From Publishers Weekly
Readers bleary and exhausted from the ceaseless hard sell of contemporary advertising will be refreshed and entertained by this loving and lavish look at a world of advertising that, if no less commercial, is certainly easier on the eye. Since 1879, when it was founded by the brothers for which it is named, Nashville's Hatch Show Print Shop has produced using handcrafted letterpress methods clearly explained in the text an astounding variety of posters and ephemera advertising everything from trailers to state fairs, wrestling matches to circuses, Roberto Duran to Dwight D. Eisenhower. But most of the work reproduced here in 190 lush color and b&w illustrations is devoted to announcements of musical events (unsurprising, given the shop's location), from Hank Williams to Bo Diddley, Emmylou Harris to Buddy Guy. Visual highlights include a strikingly vivid full-page portrait of Roy Acuff, trailer ads with the iconic immediacy of early Warhol and an ad for pure sausage that practically smokes off the page. Interwoven as well with the authors' engaging oral history (Sherraden and Horvath help to run the shop) are such tidbits as business letters from Bessie Smith and Col. Tom Parker, but the bulk of the book is rightly given to reproducing the posters that so powerfully evoke the music and Nashville itself. (May 17)Forecast: After changes of hands beginning in the 1950s, the still operational Hatch was donated to the Country Music Hall of Fame in 1992. The book's pub date coincides with the opening of the CMHF's new, $37-million museum complex. Chronicle continues to solidify its position in packaging primary-source curios for popular consumption, from recent huge-scale projects like The Beatles Anthology to The Good Citizen's Handbook, a compilation of mid-20th-century government handbooks and pamphlets.
Copyright 2001 Cahners Business Information, Inc.

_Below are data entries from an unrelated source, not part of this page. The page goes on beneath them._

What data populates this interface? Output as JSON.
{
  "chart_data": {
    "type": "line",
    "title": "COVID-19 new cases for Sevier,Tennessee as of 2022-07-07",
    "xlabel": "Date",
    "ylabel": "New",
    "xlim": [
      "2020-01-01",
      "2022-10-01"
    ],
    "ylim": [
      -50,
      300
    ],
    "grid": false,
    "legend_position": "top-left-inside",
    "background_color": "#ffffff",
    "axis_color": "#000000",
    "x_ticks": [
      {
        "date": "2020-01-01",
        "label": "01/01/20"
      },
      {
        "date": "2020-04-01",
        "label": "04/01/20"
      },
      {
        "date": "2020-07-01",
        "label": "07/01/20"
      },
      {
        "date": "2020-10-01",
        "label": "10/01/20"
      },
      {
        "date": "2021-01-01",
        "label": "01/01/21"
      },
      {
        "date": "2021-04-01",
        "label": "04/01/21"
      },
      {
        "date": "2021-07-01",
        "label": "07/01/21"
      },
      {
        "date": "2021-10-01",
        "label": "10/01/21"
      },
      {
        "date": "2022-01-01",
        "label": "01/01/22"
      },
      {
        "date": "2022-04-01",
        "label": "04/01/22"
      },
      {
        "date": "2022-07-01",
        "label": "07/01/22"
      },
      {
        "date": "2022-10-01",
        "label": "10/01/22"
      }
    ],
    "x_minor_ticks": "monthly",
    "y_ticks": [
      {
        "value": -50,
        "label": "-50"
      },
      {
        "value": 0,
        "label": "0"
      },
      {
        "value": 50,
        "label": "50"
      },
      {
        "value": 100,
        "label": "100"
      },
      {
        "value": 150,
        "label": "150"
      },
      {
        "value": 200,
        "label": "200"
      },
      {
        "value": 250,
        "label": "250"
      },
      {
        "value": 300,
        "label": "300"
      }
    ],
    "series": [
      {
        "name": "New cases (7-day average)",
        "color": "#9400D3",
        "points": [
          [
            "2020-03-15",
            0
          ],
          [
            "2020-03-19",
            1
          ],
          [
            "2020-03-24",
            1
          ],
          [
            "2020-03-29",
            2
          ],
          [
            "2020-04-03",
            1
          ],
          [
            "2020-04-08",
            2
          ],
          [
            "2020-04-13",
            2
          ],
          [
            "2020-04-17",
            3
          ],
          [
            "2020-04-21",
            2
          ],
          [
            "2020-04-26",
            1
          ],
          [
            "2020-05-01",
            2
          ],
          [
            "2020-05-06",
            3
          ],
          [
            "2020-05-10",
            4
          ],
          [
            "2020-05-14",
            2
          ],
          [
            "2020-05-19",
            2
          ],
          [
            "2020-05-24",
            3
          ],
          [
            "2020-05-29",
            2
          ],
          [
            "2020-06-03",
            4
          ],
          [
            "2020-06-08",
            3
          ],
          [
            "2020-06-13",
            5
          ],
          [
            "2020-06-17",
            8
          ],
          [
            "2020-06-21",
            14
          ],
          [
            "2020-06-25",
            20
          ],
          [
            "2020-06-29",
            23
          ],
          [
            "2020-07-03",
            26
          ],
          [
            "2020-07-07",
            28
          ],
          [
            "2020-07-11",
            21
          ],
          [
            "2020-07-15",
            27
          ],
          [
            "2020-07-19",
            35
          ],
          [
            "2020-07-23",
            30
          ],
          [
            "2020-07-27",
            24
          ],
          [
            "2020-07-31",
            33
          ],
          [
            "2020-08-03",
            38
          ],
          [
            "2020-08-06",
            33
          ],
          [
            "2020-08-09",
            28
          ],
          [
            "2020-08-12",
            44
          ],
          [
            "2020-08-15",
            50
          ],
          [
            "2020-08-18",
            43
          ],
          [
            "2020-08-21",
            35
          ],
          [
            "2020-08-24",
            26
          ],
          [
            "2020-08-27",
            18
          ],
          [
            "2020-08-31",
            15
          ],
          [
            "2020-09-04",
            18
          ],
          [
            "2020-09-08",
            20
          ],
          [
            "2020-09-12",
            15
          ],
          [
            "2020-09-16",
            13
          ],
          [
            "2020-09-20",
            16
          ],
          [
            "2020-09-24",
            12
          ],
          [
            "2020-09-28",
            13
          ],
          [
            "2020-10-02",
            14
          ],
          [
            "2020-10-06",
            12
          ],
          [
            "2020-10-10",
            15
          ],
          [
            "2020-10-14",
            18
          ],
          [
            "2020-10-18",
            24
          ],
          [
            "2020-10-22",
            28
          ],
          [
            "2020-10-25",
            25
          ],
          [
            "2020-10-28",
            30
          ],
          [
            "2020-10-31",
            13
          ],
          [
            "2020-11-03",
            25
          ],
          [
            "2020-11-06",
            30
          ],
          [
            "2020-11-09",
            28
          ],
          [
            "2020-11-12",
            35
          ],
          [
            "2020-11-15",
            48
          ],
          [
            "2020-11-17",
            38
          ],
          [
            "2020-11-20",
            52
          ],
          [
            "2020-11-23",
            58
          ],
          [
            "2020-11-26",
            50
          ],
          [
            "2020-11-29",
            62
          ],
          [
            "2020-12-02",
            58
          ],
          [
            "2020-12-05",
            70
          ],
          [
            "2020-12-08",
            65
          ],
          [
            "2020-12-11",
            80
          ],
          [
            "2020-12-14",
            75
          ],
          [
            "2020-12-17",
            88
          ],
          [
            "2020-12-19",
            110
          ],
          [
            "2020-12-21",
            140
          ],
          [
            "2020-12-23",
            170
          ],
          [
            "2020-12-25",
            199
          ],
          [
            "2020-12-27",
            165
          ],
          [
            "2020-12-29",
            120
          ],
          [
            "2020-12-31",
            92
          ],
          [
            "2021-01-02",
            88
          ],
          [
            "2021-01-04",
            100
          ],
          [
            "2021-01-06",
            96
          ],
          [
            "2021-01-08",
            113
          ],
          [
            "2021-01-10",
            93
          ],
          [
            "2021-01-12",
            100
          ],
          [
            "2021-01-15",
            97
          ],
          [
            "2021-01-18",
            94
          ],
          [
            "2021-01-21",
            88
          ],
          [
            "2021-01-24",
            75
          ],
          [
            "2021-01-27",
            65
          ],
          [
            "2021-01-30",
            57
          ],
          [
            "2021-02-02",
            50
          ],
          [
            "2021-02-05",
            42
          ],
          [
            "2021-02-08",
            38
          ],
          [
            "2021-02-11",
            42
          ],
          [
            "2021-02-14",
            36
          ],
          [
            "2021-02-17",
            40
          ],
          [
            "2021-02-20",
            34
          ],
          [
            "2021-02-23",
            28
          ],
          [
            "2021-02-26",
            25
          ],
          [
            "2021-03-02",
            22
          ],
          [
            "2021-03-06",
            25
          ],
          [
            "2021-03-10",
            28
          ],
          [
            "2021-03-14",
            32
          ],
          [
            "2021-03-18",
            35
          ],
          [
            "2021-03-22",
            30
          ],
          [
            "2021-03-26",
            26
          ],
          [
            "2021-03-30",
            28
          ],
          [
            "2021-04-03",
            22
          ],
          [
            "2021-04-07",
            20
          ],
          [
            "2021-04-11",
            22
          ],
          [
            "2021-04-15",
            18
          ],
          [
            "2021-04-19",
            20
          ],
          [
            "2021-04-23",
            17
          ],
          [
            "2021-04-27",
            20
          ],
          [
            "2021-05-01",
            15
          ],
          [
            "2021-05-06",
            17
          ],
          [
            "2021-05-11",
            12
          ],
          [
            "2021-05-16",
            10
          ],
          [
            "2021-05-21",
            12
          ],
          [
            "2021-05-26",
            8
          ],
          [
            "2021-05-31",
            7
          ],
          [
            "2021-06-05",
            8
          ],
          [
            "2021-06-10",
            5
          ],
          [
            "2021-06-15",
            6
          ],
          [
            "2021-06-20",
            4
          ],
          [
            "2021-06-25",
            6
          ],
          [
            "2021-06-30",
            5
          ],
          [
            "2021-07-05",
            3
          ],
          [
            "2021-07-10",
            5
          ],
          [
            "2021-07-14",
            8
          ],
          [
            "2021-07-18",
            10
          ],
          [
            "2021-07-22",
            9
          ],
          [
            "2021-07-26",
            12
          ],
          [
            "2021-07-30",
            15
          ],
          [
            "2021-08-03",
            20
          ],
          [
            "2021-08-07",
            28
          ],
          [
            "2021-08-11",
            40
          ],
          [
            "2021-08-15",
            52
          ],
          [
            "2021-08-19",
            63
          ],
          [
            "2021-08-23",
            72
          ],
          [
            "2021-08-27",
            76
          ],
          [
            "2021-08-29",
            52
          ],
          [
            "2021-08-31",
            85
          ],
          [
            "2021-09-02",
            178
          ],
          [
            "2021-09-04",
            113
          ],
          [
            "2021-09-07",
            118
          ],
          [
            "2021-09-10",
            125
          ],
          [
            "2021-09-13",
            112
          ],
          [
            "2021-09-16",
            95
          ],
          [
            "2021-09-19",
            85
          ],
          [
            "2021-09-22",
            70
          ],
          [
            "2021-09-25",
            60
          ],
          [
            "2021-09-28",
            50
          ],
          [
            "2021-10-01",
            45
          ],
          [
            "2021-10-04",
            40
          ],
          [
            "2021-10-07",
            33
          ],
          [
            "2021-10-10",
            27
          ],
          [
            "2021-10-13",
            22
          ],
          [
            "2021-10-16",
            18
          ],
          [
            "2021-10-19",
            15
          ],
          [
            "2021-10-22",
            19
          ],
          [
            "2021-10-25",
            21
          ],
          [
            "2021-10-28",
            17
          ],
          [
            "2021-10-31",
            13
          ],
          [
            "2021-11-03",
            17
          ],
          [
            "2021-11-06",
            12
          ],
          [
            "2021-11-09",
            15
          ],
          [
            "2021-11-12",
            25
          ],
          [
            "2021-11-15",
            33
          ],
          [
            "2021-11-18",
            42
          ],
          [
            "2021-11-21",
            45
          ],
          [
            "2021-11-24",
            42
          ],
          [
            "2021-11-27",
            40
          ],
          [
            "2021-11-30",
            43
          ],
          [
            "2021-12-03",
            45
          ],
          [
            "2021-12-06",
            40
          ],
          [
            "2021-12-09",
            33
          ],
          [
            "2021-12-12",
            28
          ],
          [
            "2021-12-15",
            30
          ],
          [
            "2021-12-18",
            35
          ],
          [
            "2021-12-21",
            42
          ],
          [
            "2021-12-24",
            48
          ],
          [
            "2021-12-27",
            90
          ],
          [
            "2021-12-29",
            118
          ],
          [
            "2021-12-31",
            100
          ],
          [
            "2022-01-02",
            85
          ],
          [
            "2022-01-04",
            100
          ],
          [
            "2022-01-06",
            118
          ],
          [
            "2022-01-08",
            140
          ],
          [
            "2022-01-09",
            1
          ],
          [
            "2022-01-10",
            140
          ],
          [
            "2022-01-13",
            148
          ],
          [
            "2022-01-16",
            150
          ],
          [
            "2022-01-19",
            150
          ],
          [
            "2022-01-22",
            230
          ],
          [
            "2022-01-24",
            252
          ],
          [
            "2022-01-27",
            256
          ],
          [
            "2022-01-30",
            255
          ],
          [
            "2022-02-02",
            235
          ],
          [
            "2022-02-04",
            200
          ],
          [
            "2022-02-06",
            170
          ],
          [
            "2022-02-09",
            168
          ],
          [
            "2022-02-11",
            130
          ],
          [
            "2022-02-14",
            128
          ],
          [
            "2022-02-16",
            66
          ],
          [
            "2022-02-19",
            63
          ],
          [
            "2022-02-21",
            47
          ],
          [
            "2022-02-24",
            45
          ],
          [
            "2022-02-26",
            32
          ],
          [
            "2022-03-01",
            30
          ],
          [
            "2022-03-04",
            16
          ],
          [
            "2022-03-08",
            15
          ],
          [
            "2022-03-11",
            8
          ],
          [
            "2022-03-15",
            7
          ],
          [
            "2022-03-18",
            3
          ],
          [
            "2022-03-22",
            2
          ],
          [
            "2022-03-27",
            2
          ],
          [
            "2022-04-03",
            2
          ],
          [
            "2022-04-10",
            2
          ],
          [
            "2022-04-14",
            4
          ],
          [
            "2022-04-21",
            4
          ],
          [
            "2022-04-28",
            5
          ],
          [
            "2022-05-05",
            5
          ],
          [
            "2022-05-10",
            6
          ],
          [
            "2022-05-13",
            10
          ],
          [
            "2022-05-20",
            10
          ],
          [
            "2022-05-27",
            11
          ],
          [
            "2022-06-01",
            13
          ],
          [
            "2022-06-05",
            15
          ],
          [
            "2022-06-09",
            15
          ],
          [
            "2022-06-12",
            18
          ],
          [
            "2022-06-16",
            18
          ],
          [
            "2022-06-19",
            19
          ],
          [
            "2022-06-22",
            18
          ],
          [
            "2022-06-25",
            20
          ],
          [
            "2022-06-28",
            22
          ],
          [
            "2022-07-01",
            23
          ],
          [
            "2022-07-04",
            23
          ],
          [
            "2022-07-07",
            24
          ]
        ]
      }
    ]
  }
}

Nashville's Hatch Show Print began churning out posters in 1879, when Charles and Herbert Hatch, sons of printer William T. Hatch, took their first job--a handbill advertising celebrity preacher Henry Ward Beecher. With woodblocks and metal type, the brothers developed a distinctive style and soon took on vaudeville acts, minstrel shows, and the budding motion-picture industry as clients. It wasn't until the Grand Ole Opry began broadcasting a few blocks north of the shop, however, that business really took off. Now owned by the Country Music Hall of Fame and Museum, the shop, while continuing to make its mark for poster making, does a good business reprinting classic posters of Roy Acuff, Bill Monroe, Johnny Cash, and others. This handsome volume, written in part by current manager Jim Sherraden, surveys Hatch Show Print's ups and downs and relays a number of amusing anecdotes, but its real strength is its glorious gallery of wonderfully evocative posters.